Vous en parliez tout à l'heure à propos des OS ou des smicardes : eh bien, il faut qu'il y ait la même proportion dans les conseils municipaux, et cela dépend, en grande partie, d'elles.

On l'a bien vu. Quand une femme veut le faire - naturellement, avec plus de difficultés, peut-être, qu'un homme - elle y arrive.

Je crois que le grand changement qu'on voit dans les sondages. Le grand changement dans notre vie publique, c'est que, maintenant, les femmes votent pour les femmes, ou votent notamment pour des femmes, elles votent également pour des hommes ? Autrefois, vous savez très bien que ce qui freinait les candidatures féminines, c'est que les hommes avaient quelquefois un certain préjugé mais les femmes aussi et elles ne votaient pas volontiers pour les femmes.

Alors, à l'heure actuelle, cette situation est modifiée.

Il faut donc que les femmes exercent des responsabilités dans la vie publique, collective, de la France. Elles ne peuvent pas dire : "nous n'avons pas notre place, ou les problèmes ne sont pas traités comme ils doivent l'être", et en même temps ne pas chercher à entrer par candidature, par compétition, dans les postes de responsabilité et dans la vie publique.

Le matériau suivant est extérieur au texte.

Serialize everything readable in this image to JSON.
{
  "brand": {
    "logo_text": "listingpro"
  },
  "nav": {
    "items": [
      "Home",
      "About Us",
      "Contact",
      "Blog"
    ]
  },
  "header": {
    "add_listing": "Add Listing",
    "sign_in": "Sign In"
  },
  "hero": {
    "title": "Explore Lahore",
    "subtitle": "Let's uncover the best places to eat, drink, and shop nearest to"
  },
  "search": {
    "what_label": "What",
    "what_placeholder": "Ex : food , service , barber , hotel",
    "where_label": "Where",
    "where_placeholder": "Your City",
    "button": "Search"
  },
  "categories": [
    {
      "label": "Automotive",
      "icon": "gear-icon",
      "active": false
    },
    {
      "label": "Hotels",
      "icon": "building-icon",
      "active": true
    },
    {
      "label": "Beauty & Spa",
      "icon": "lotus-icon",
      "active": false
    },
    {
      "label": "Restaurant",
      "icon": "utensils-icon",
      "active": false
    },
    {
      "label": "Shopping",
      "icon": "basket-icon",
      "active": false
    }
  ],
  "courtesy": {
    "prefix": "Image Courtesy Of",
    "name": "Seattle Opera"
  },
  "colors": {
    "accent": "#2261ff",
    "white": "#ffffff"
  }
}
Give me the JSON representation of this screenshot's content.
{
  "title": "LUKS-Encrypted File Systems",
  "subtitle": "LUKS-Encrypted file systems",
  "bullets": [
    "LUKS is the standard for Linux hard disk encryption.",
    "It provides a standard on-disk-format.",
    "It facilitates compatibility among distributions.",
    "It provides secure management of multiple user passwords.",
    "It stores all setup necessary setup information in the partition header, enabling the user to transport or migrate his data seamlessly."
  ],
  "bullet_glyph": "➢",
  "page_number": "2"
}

Et là, je dirai, parce que je l'ai écrit, que je suis d'un avis tout à fait différent de ce qu'on vient d'entendre.

Les caractères des femmes et certaines disaient, justement, de façons de voir, ce sont des qualités dans le vie publique.

Le fait de préférer les problèmes concrets, d'apporter des solutions aux difficultés réelles, c'est en effet, ce qu'il faut faire dans notre vie publique.

Il faut donc que les femmes y participent parce qu'elles lui donneront ce caractère.

Le côté beaucoup trop de discours, de discussion, de prise de position, de notre vie publique est un côté que je regrette, que je cherche à combattre.

Eh bien, l'entrée et la participation plus active des femmes, avec leur sens des problèmes concrets, des problèmes humains, de la mesure, à mon avis, poussera notre vie publique dans ce sens.

Je reviens à l'exemple des communes.

Les communes, ce n'est pas un lieu de discours, c'est un lieu où l'on traite les problèmes du cadre de vie, les problèmes de l'éducation, les problèmes de la vie sociale, les problèmes des crèches, les problèmes des maternelles. Il est donc indispensable que les femmes françaises, qui en ont maintenant complètement la capacité, exercent leurs responsabilités dans ce domaine.

Vous voyez, ce qui reste, peut-être, c'est que, dans ce problème du rôle des femmes dans la vie française, maintenant on est dans une situation où la solution dépend, en grande partie, d'elles.

Je crois que, dans le passé, parce qu'il faut voir la pente qu'on remonte qui est la pente de plusieurs millénaires, ce n'est pas une affaire de cinquante ans ou de 100 ans, même si les femmes voulaient obtenir des solutions, elles ne le pouvaient pas, le système était complètement bloqué.

Tandis qu'à l'heure actuelle il est en train de se débloquer encore faut - il que, naturellement, la montée des responsabilités féminines dans la société française permette de mener cette transformation à bon terme et quand on voit les questions qui se posent, je crois que c'est possible et, en tout cas, je souhaite que, dans les années prochaines nous y parvenions.